December 28th, 2022 | Categories: Breast, Breast Reconstruction, Uncategorized
This video is age-restricted and only available on YouTube. Watch on YouTube – Orange County Plastic Surgery Capsular Contracture
Capsular contracture is one of those concepts that everyone thinks they know, and fears, despite it being so poorly understood. This applies to both patients and providers. Although there are surgical techniques, devices and medications that can reduce the risk for capsular contracture, so many factors remain out of a surgeon’s control that the incidence of capsular contracture after breast augmentation is unlikely to ever approach 0%. In fact, the use of textured breast implants was shown to reduce risk. However, textured implants have been implicated in increasing the risk for diseases like BIA-ALCL, and so they are seldom used anymore. Known risk factors include minor infections, perioperative bleeding, placement of implants above the muscle, and patient demographics. The greatest risk factor is a prior history of capsular contracture. Of course, sloppy surgical technique, excessive bleeding, and surgeon inexperience are modifiable risk factors that are equally or more significant.
In the simplest terms, capsular contracture can be thought of as scar tissue encasing a surgical implant, causing that implant to become firmer, distorted, and even painful. Although it can affect any implanted device or material, we typically associate it with breast implants. Capsular contracture is usually observed years after breast augmentation but can occur much sooner. Fortunately, strategies to mitigate or even reverse capsular contracture exist. Preventing the evolution of this disease can often eliminate the need for surgery to correct it. At the Zelken Institute for Aesthetic Medicine, asthma medications like Singulair (montelukast) or Accolate (zafirlukast) are offered to high-risk patients and those showing early signs of contracture.
Dr. Zelken expects capsular contracture rates to far exceed what is reported in community and the scientific literature, particularly because most patients and their providers fail or refuse to recognize capsular contracture when it exists- especially in the absence of patient awareness or concern. After all, capsular contracture does not require corrective surgery when a patient is unaware of it, or it does not bother her. This is because surgical intervention carries its own risk, expenses, and again, up to a 50% chance of recurrence. Case in point: as seen in this video, Dr. Zelken treated a patient with right-sided capsular contracture after breast augmentation 20 years ago, but it turns out she had bilateral capsular contracture.

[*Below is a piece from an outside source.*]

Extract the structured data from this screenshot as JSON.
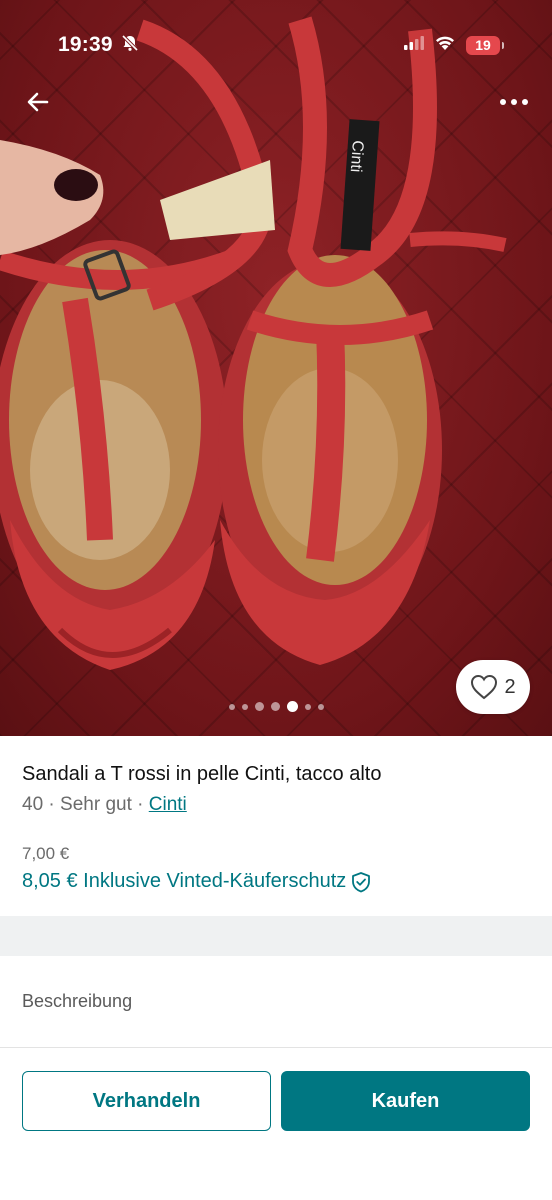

Furthermore, capsular contracture can be mistaken for an intentionally “made” look, “botched” breast augmentation (think Tori Spelling), or intentionally high placement of breast implants. Alternatively, when large implants are placed above the muscle in thin women, the “bolt-on” appearance may look like capsular contracture when it does not actually exist. But the diagnosis is never more clear than direct intraoperative observation of the implant and its investing capsule. Hence this video. In this video, Dr. Zelken intends to provide a rare look at capsular contracture from the inside out. By visualizing various degrees of capsular contracture (Baker IV on right, Baker II on left) in a single patient, you will better understand how and why an implant can get constricted and scar down to the underlying chest wall.
In advanced cases, such as the patient’s right breast shown in this video, the capsule is not only thick, but it is calcified with a chalky lining. The capsule can become so thick and robust that it becomes impenetrable to a fine surgical blade and holds its shape like an eggshell when the implant is removed. Although this must have been uncomfortable for the patient treated in this video, it also speaks volumes to the woman’s capacity to wall off any foreign bodies that impose an unnecessary threat. In this case, and in most advanced cases of capsular contracture surgery, Dr. Zelken relies on en bloc capsulectomy. En bloc capsulectomy not only releases the thick scar capsule but preserves the force field that was divinely designed and crafted by the patient’s surrounding tissues.
By waiting until surgery is over to study the intact specimen, Dr. Zelken will not expose the body to whatever substance or organism was contained within it that may have caused the capsular contracture to develop in the first place*. Next, the soft tissue envelope was cleansed with specialized acids, antibiotics, and detergents designed to eliminate pathogens to ensure a truly sterile environment for healing. Finally, Dr. Zelken will line the new implant with the patient’s own breast tissue (auto augmentation) or cadaver tissue (allograft, acellular dermal matrix) when indicated and desired by the patient.
*Note: en bloc capsulectomy is not for everyone. Please note: en bloc capsulectomy can be risky, painful, and is simply not necessary for all patients who have capsular contracture. Neither is it the standard of care, nor has it been shown to reduce the risk of recurrence in most women. It has been popularized more by social media more than scientific evidence.